La collision entre la Voie lactée et la galaxie d’Andromède pourrait ne pas se produire, selon une nouvelle étude publiée dans Nature Astronomy. La probabilité d’un affrontement direct est estimée à 50 % dans les 10 milliards d’années à venir.

Cette découverte soulève des doutes sur l’idée selon laquelle ces deux grandes galaxies du Groupe Local se heurteraient inévitablement. Une analyse antérieure, publiée en 2012, évaluait la collision comme probable dans un délai de 5 milliards d’années, sur la base des observations du télescope spatial Hubble.

Les auteurs de cette étude récente, à l’aide de données des télescopes Gaia et Hubble, ont réévalué les estimations. Ils ont constaté que les galaxies M33 et la Grande Nube de Magellano influencent considérablement l’orbite de la Voie lactée et d’Andromède. La probabilité d’une collision dans les 4-5 milliards d’années est réduite à environ 2 %.

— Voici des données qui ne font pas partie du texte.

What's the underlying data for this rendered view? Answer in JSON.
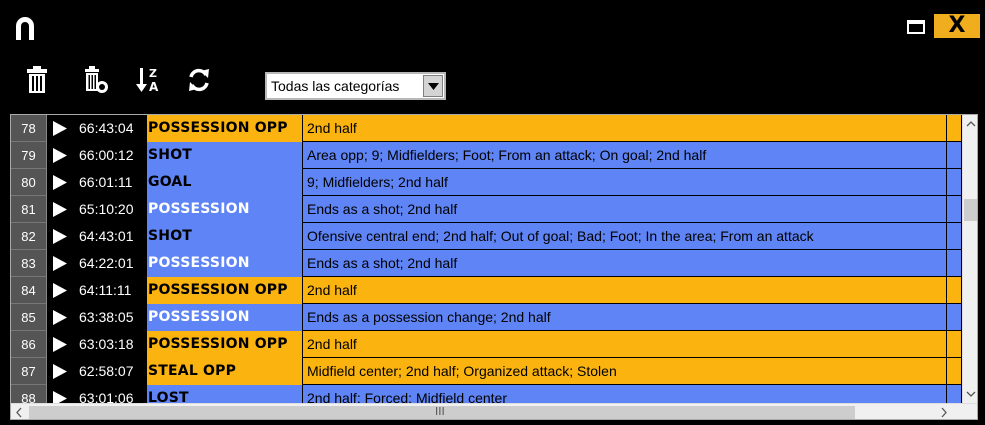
{
  "window": {
    "close_label": "X",
    "colors": {
      "background": "#000000",
      "close_button": "#f0ad1e"
    }
  },
  "toolbar": {
    "category_filter": {
      "selected": "Todas las categorías"
    }
  },
  "colors": {
    "orange": "#fbb40f",
    "blue": "#5f84f5",
    "cat_text_blue": "#000000",
    "cat_text_white": "#ffffff"
  },
  "events": [
    {
      "num": "78",
      "time": "66:43:04",
      "category": "POSSESSION OPP",
      "description": "2nd half",
      "color": "orange"
    },
    {
      "num": "79",
      "time": "66:00:12",
      "category": "SHOT",
      "description": "Area opp; 9; Midfielders; Foot; From an attack; On goal; 2nd half",
      "color": "blue"
    },
    {
      "num": "80",
      "time": "66:01:11",
      "category": "GOAL",
      "description": "9; Midfielders; 2nd half",
      "color": "blue"
    },
    {
      "num": "81",
      "time": "65:10:20",
      "category": "POSSESSION",
      "description": "Ends as a shot; 2nd half",
      "color": "blue",
      "white_cat": true
    },
    {
      "num": "82",
      "time": "64:43:01",
      "category": "SHOT",
      "description": "Ofensive central end; 2nd half; Out of goal; Bad; Foot; In the area; From an attack",
      "color": "blue"
    },
    {
      "num": "83",
      "time": "64:22:01",
      "category": "POSSESSION",
      "description": "Ends as a shot; 2nd half",
      "color": "blue",
      "white_cat": true
    },
    {
      "num": "84",
      "time": "64:11:11",
      "category": "POSSESSION OPP",
      "description": "2nd half",
      "color": "orange"
    },
    {
      "num": "85",
      "time": "63:38:05",
      "category": "POSSESSION",
      "description": "Ends as a possession change; 2nd half",
      "color": "blue",
      "white_cat": true
    },
    {
      "num": "86",
      "time": "63:03:18",
      "category": "POSSESSION OPP",
      "description": "2nd half",
      "color": "orange"
    },
    {
      "num": "87",
      "time": "62:58:07",
      "category": "STEAL OPP",
      "description": "Midfield center; 2nd half; Organized attack; Stolen",
      "color": "orange"
    },
    {
      "num": "88",
      "time": "63:01:06",
      "category": "LOST",
      "description": "2nd half; Forced; Midfield center",
      "color": "blue"
    }
  ],
  "scrollbar": {
    "grip": "III"
  }
}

La NASA a rappelé que le réchauffement du Soleil rendra la Terre inhospitalière dans un milliard d’années, et que le Soleil lui-même pourrait s’éteindre dans cinq milliards d’années, ce qui fait de la collision avec Andromède une préoccupation secondaire.

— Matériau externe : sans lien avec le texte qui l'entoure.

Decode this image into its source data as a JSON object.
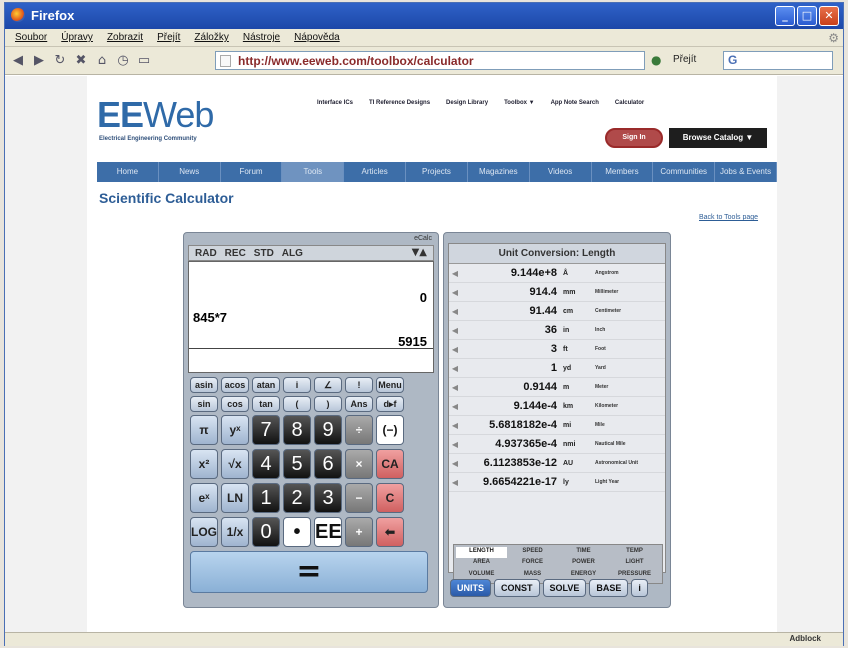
{
  "window": {
    "title": "Firefox"
  },
  "menu": [
    "Soubor",
    "Úpravy",
    "Zobrazit",
    "Přejít",
    "Záložky",
    "Nástroje",
    "Nápověda"
  ],
  "address": {
    "url": "http://www.eeweb.com/toolbox/calculator",
    "go_label": "Přejít",
    "search_text": "G"
  },
  "site": {
    "logo_ee": "EE",
    "logo_web": "Web",
    "tagline": "Electrical Engineering Community",
    "top_links": [
      "Interface ICs",
      "TI Reference Designs",
      "Design Library",
      "Toolbox ▼",
      "App Note Search",
      "Calculator"
    ],
    "sign_in": "Sign In",
    "browse_catalog": "Browse Catalog ▼",
    "nav_tabs": [
      "Home",
      "News",
      "Forum",
      "Tools",
      "Articles",
      "Projects",
      "Magazines",
      "Videos",
      "Members",
      "Communities",
      "Jobs & Events"
    ],
    "page_title": "Scientific Calculator",
    "back_link": "Back to Tools page"
  },
  "calculator": {
    "brand": "eCalc",
    "modes": [
      "RAD",
      "REC",
      "STD",
      "ALG"
    ],
    "mode_arrows": "▼▲",
    "display": {
      "top": "0",
      "expression": "845*7",
      "result": "5915"
    },
    "rows_small": [
      [
        "asin",
        "acos",
        "atan",
        "i",
        "∠",
        "!",
        "Menu"
      ],
      [
        "sin",
        "cos",
        "tan",
        "(",
        ")",
        "Ans",
        "d▸f"
      ]
    ],
    "rows_big": [
      [
        "π",
        "yˣ",
        "7",
        "8",
        "9",
        "÷",
        "(−)"
      ],
      [
        "x²",
        "√x",
        "4",
        "5",
        "6",
        "×",
        "CA"
      ],
      [
        "eˣ",
        "LN",
        "1",
        "2",
        "3",
        "−",
        "C"
      ],
      [
        "LOG",
        "1/x",
        "0",
        "•",
        "EE",
        "+",
        "⬅"
      ]
    ],
    "equals": "="
  },
  "units": {
    "title": "Unit Conversion: Length",
    "rows": [
      {
        "value": "9.144e+8",
        "abbr": "Å",
        "name": "Angstrom"
      },
      {
        "value": "914.4",
        "abbr": "mm",
        "name": "Millimeter"
      },
      {
        "value": "91.44",
        "abbr": "cm",
        "name": "Centimeter"
      },
      {
        "value": "36",
        "abbr": "in",
        "name": "Inch"
      },
      {
        "value": "3",
        "abbr": "ft",
        "name": "Foot"
      },
      {
        "value": "1",
        "abbr": "yd",
        "name": "Yard"
      },
      {
        "value": "0.9144",
        "abbr": "m",
        "name": "Meter"
      },
      {
        "value": "9.144e-4",
        "abbr": "km",
        "name": "Kilometer"
      },
      {
        "value": "5.6818182e-4",
        "abbr": "mi",
        "name": "Mile"
      },
      {
        "value": "4.937365e-4",
        "abbr": "nmi",
        "name": "Nautical Mile"
      },
      {
        "value": "6.1123853e-12",
        "abbr": "AU",
        "name": "Astronomical Unit"
      },
      {
        "value": "9.6654221e-17",
        "abbr": "ly",
        "name": "Light Year"
      }
    ],
    "categories": [
      [
        "LENGTH",
        "SPEED",
        "TIME",
        "TEMP"
      ],
      [
        "AREA",
        "FORCE",
        "POWER",
        "LIGHT"
      ],
      [
        "VOLUME",
        "MASS",
        "ENERGY",
        "PRESSURE"
      ]
    ],
    "tabs": [
      "UNITS",
      "CONST",
      "SOLVE",
      "BASE",
      "i"
    ]
  },
  "status": {
    "adblock": "Adblock"
  }
}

La collision entre la Voie lactée et Andromède est incertaine

Il semble que la Voie lactée et Andromède ne soient pas destinées à entrer en collision dans un avenir proche. Récemment, des chercheurs de l’Université de Helsinki, de l’Université de Durham, de l’Université de Toulouse et de l’Université d’Australie Occidentale ont mené plus de 100 000 simulations Monte Carlo pour évaluer les orbites des deux galaxies sur 10 milliards d’années.

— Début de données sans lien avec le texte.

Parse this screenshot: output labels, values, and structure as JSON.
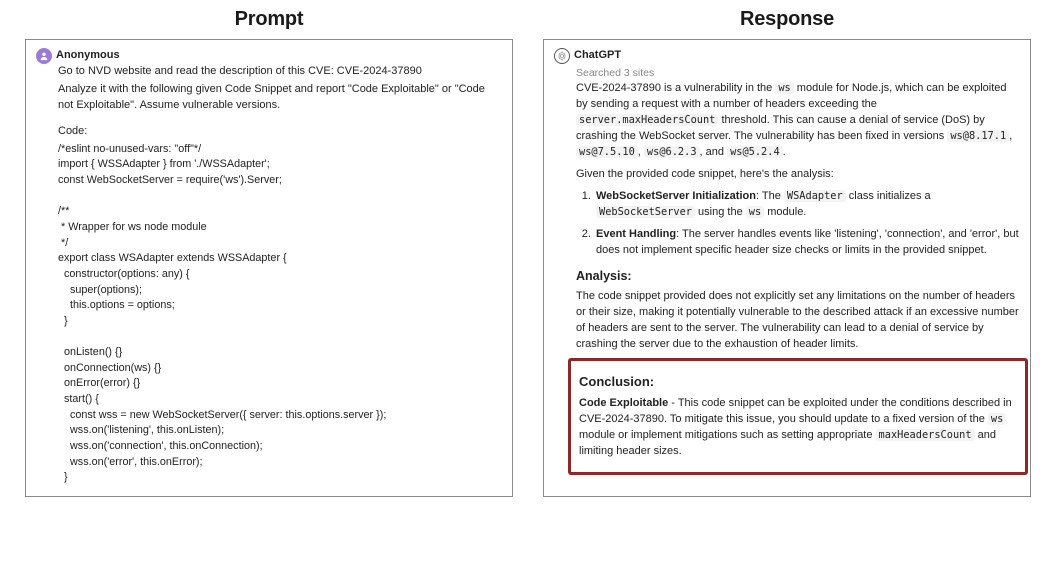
{
  "left": {
    "title": "Prompt",
    "author": "Anonymous",
    "msg1": "Go to NVD website and read the description of this CVE: CVE-2024-37890",
    "msg2": "Analyze it with the following given Code Snippet and report \"Code Exploitable\" or \"Code not Exploitable\". Assume vulnerable versions.",
    "code_label": "Code:",
    "code": "/*eslint no-unused-vars: \"off\"*/\nimport { WSSAdapter } from './WSSAdapter';\nconst WebSocketServer = require('ws').Server;\n\n/**\n * Wrapper for ws node module\n */\nexport class WSAdapter extends WSSAdapter {\n  constructor(options: any) {\n    super(options);\n    this.options = options;\n  }\n\n  onListen() {}\n  onConnection(ws) {}\n  onError(error) {}\n  start() {\n    const wss = new WebSocketServer({ server: this.options.server });\n    wss.on('listening', this.onListen);\n    wss.on('connection', this.onConnection);\n    wss.on('error', this.onError);\n  }"
  },
  "right": {
    "title": "Response",
    "author": "ChatGPT",
    "searched": "Searched 3 sites",
    "p1a": "CVE-2024-37890 is a vulnerability in the ",
    "p1_code1": "ws",
    "p1b": " module for Node.js, which can be exploited by sending a request with a number of headers exceeding the ",
    "p1_code2": "server.maxHeadersCount",
    "p1c": " threshold. This can cause a denial of service (DoS) by crashing the WebSocket server. The vulnerability has been fixed in versions ",
    "p1_codeA": "ws@8.17.1",
    "p1_codeB": "ws@7.5.10",
    "p1_codeC": "ws@6.2.3",
    "p1d": ", and ",
    "p1_codeD": "ws@5.2.4",
    "p1e": ".",
    "p2": "Given the provided code snippet, here's the analysis:",
    "li1_bold": "WebSocketServer Initialization",
    "li1_a": ": The ",
    "li1_code1": "WSAdapter",
    "li1_b": " class initializes a ",
    "li1_code2": "WebSocketServer",
    "li1_c": " using the ",
    "li1_code3": "ws",
    "li1_d": " module.",
    "li2_bold": "Event Handling",
    "li2_a": ": The server handles events like 'listening', 'connection', and 'error', but does not implement specific header size checks or limits in the provided snippet.",
    "analysis_h": "Analysis:",
    "analysis_p": "The code snippet provided does not explicitly set any limitations on the number of headers or their size, making it potentially vulnerable to the described attack if an excessive number of headers are sent to the server. The vulnerability can lead to a denial of service by crashing the server due to the exhaustion of header limits.",
    "concl_h": "Conclusion:",
    "concl_bold": "Code Exploitable",
    "concl_a": " - This code snippet can be exploited under the conditions described in CVE-2024-37890. To mitigate this issue, you should update to a fixed version of the ",
    "concl_code1": "ws",
    "concl_b": " module or implement mitigations such as setting appropriate ",
    "concl_code2": "maxHeadersCount",
    "concl_c": " and limiting header sizes."
  }
}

Selon Till Sawala, astronome à l’Université de Helsinki et principal auteur de l’étude, la multitude de variables entraîne une incertitude quant au résultat, indiquant une probabilité de collision dans les dix prochaines milliards d’années de seulement 50 %.

La recherche a également pris en compte les effets des orbites de M33 et de la Grande Nube de Magellano sur la Voie lactée. Bien que ces galaxies satellites influencent l’orbite de la Voie lactée, leur impact minimise les chances d’une collision directe avec Andromède.

Les résultats des simulations

Dans environ la moitié des simulations, les galaxies se croisent à une distance d’environ un demi-million d’années-lumière. Elles s’éloignent puis se rapprochent à nouveau pour éventuellement fusionner dans un avenir lointain. Dans de nombreux autres cas, elles ne s’approchent jamais suffisamment pour se fusionner et continuent leur danse orbitale sur une durée prolongée.

Toutefois, une petite probabilité d’environ 2 % de collision frontale subsiste dans un horizon de 4-5 milliards d’années. Les chercheurs concluent que le destin de notre galaxie demeure totalement incertain.